Consumers looking for a way to transform their credit, debit, and loyalty cards into electronic versions soon will have a new option with the impending shipment of the WocketWallet.
Developed by Shelton, Conn.-based Nxt-ID Inc., Wocket enables consumers to scan information from their payment cards, and other commerce cards, into the device using an included card reader. In all, WocketWallet can store up to 10,000 cards on its encrypted chip.
Then, to make a payment or scan a loyalty card stored in a Wocket, the user selects the card from the touch screen. The device writes the specific data to a card, called the WocketCard, fitted into a slot on the Wocket. The user removes the WocketCard and completes a transaction using a point-of-sale terminal’s magnetic-stripe reader. Accessories for the WocketWallet also include space for similarly sized cards, such as a driver’s license.
In the case of bar codes, the consumer selects the appropriate card from the Wocket touch screen, which then displays that bar code to hold next to a scanner. All data stored on WocketWallet is protected by the user’s voice recognition biometric.
The WocketWallet was available for pre-order at $149.99 earlier this year. Gino Pereira, chief executive, says those orders are expected to ship by the end of the month. He would not say how many devices were sold. “We wanted to keep it to manageable numbers,” Pereira tells Digital Transactions News, noting that the company sought early adopters in the marketing effort.
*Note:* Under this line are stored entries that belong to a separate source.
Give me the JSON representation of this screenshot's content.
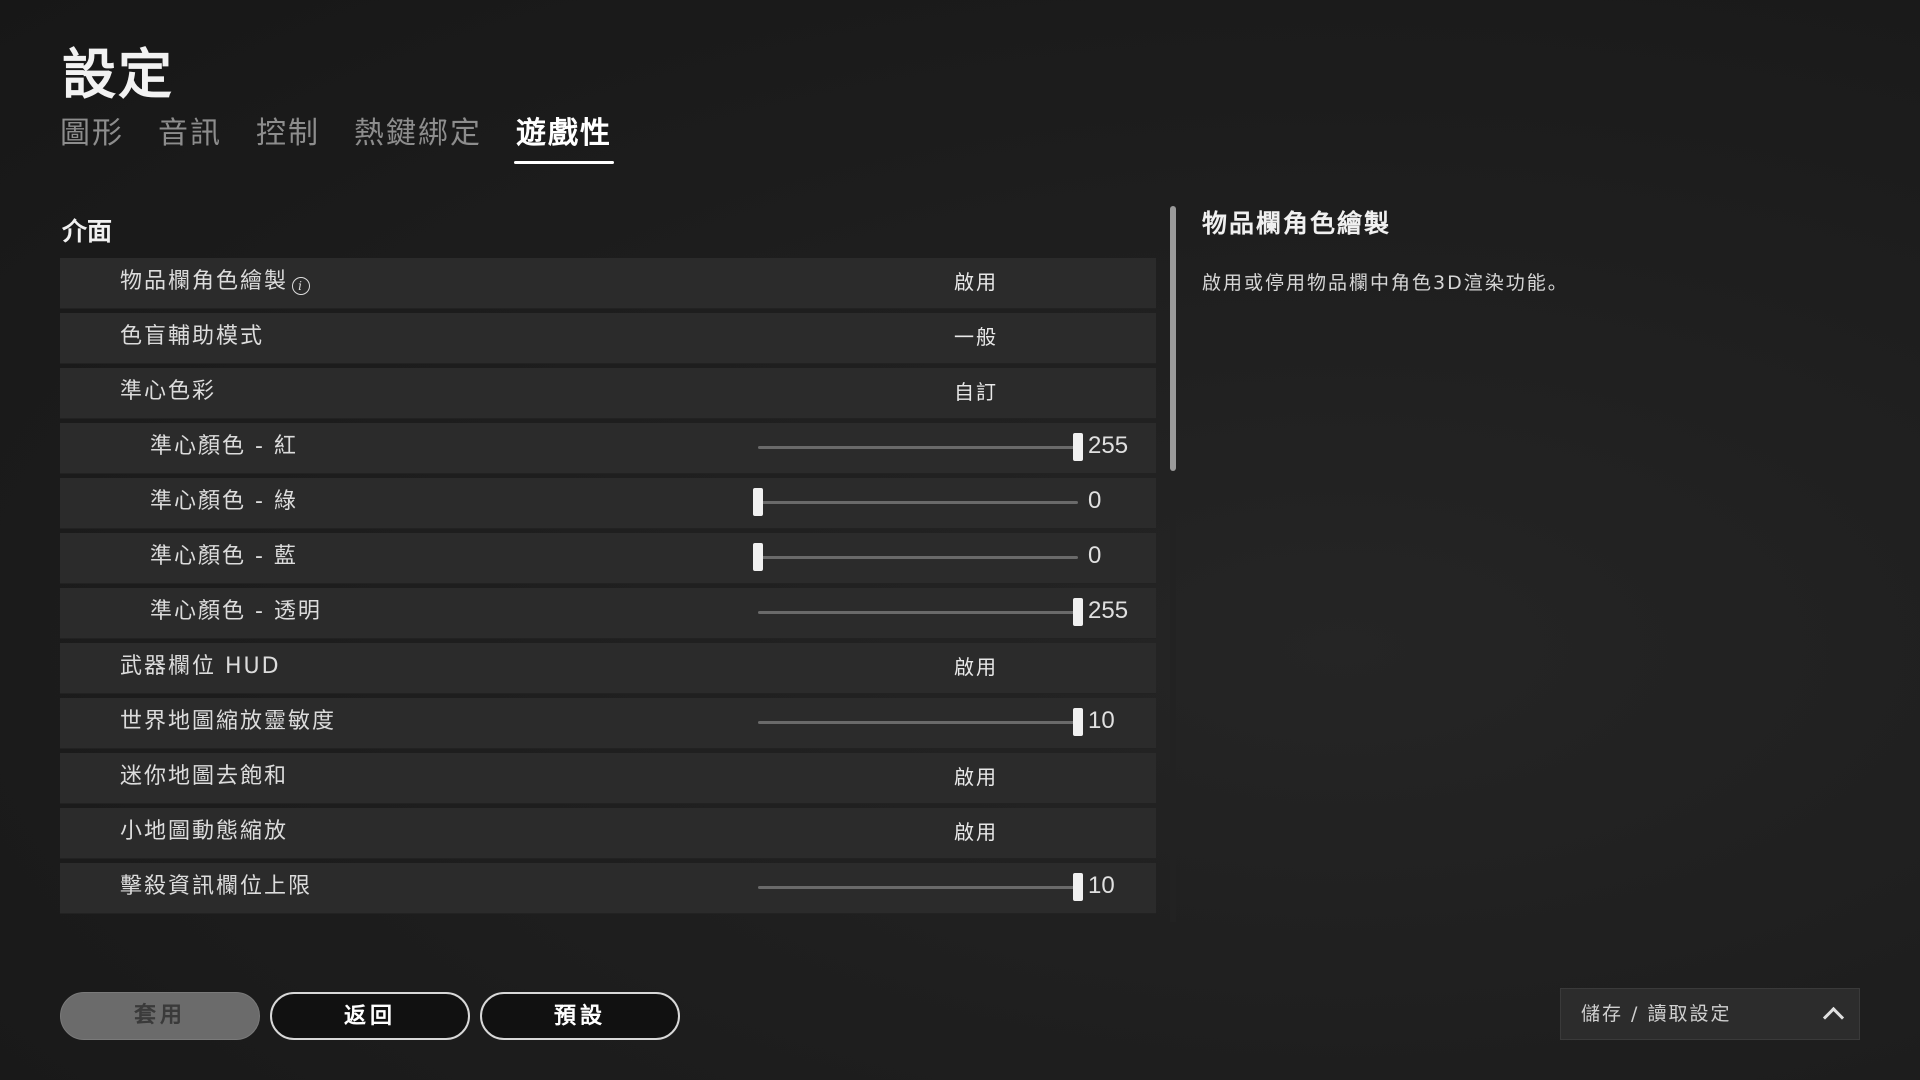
{
  "page": {
    "title": "設定"
  },
  "tabs": [
    {
      "label": "圖形",
      "active": false
    },
    {
      "label": "音訊",
      "active": false
    },
    {
      "label": "控制",
      "active": false
    },
    {
      "label": "熱鍵綁定",
      "active": false
    },
    {
      "label": "遊戲性",
      "active": true
    }
  ],
  "section": {
    "title": "介面"
  },
  "rows": [
    {
      "label": "物品欄角色繪製",
      "info": "i",
      "type": "value",
      "value": "啟用"
    },
    {
      "label": "色盲輔助模式",
      "type": "value",
      "value": "一般"
    },
    {
      "label": "準心色彩",
      "type": "value",
      "value": "自訂"
    },
    {
      "label": "準心顏色 - 紅",
      "type": "slider",
      "sub": true,
      "value": "255",
      "fraction": 1.0
    },
    {
      "label": "準心顏色 - 綠",
      "type": "slider",
      "sub": true,
      "value": "0",
      "fraction": 0.0
    },
    {
      "label": "準心顏色 - 藍",
      "type": "slider",
      "sub": true,
      "value": "0",
      "fraction": 0.0
    },
    {
      "label": "準心顏色 - 透明",
      "type": "slider",
      "sub": true,
      "value": "255",
      "fraction": 1.0
    },
    {
      "label": "武器欄位 HUD",
      "type": "value",
      "value": "啟用"
    },
    {
      "label": "世界地圖縮放靈敏度",
      "type": "slider",
      "value": "10",
      "fraction": 1.0
    },
    {
      "label": "迷你地圖去飽和",
      "type": "value",
      "value": "啟用"
    },
    {
      "label": "小地圖動態縮放",
      "type": "value",
      "value": "啟用"
    },
    {
      "label": "擊殺資訊欄位上限",
      "type": "slider",
      "value": "10",
      "fraction": 1.0
    }
  ],
  "description": {
    "title": "物品欄角色繪製",
    "text": "啟用或停用物品欄中角色3D渲染功能。"
  },
  "buttons": {
    "apply": "套用",
    "back": "返回",
    "default": "預設"
  },
  "save_load": {
    "label": "儲存 / 讀取設定",
    "icon": "chevron-up-icon"
  },
  "scroll": {
    "position_fraction": 0.0,
    "visible_fraction": 0.37
  }
}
There are similar card-storage devices, such as Coin, a plastic card with a magnetic stripe that can hold credentials for up to eight payment or loyalty cards, and interactive cards from Dynamics Inc. that can store multiple card numbers, but they are restricted to ones that work with magnetic-stripe readers.
The WocketWallet, Pereira says, has the advantage of working with bar codes, too. “We are a wallet replacement,” Pereira says, who also views Wocket as an alternative to smart-phone mobile wallets. “We’re not just putting payments on a phone.”
Wocket classifies the WocketWallet as a wearable device, Pereira says.
Yet, unlike many smart-phone mobile wallets that only enable digital card storage if the issuer has an agreement with the wallet provider, Wocket works with all cards, Pereira says. “We have a system that is agnostic as to who the issuer is, and their commercial interests.”
Already Wocket is working on the next version of the digital wallet, including the ability to transmit a one-use encrypted number that protects the card number beyond the physical element, Pereria says. The company is in discussion with financial institutions about this feature.
Wocket also is paying attention to digital representations of official identification cards. Iowa, for example, is developing an app-based driver’s license for smart phones, according to the Des Moines Register.
If states allow app-based driver's licenses, that could make it easier for consumers to add these digital IDs to their WocketWallets, Pereira surmises. “We’ve been a champion of this for a while,” he says.
Not all, however, share Pereira’s optimism about consumer demand for the WocketWallet.
“I’m not sure this is solving a problem that needs a solution,” says George Peabody, a senior analyst at Glenbrook Partners, a Menlo Park, Calif.-based consultancy. “There’s not too many of us walking around with a ‘George Costanza’ wallet,” an allusion to the character on the “Seinfeld” television show who stuffed his wallet with scores of receipts and cards.
WocketWallet also will face competitive challenges because offerings from Coin and Dynamics are already in the market, according to Peabody.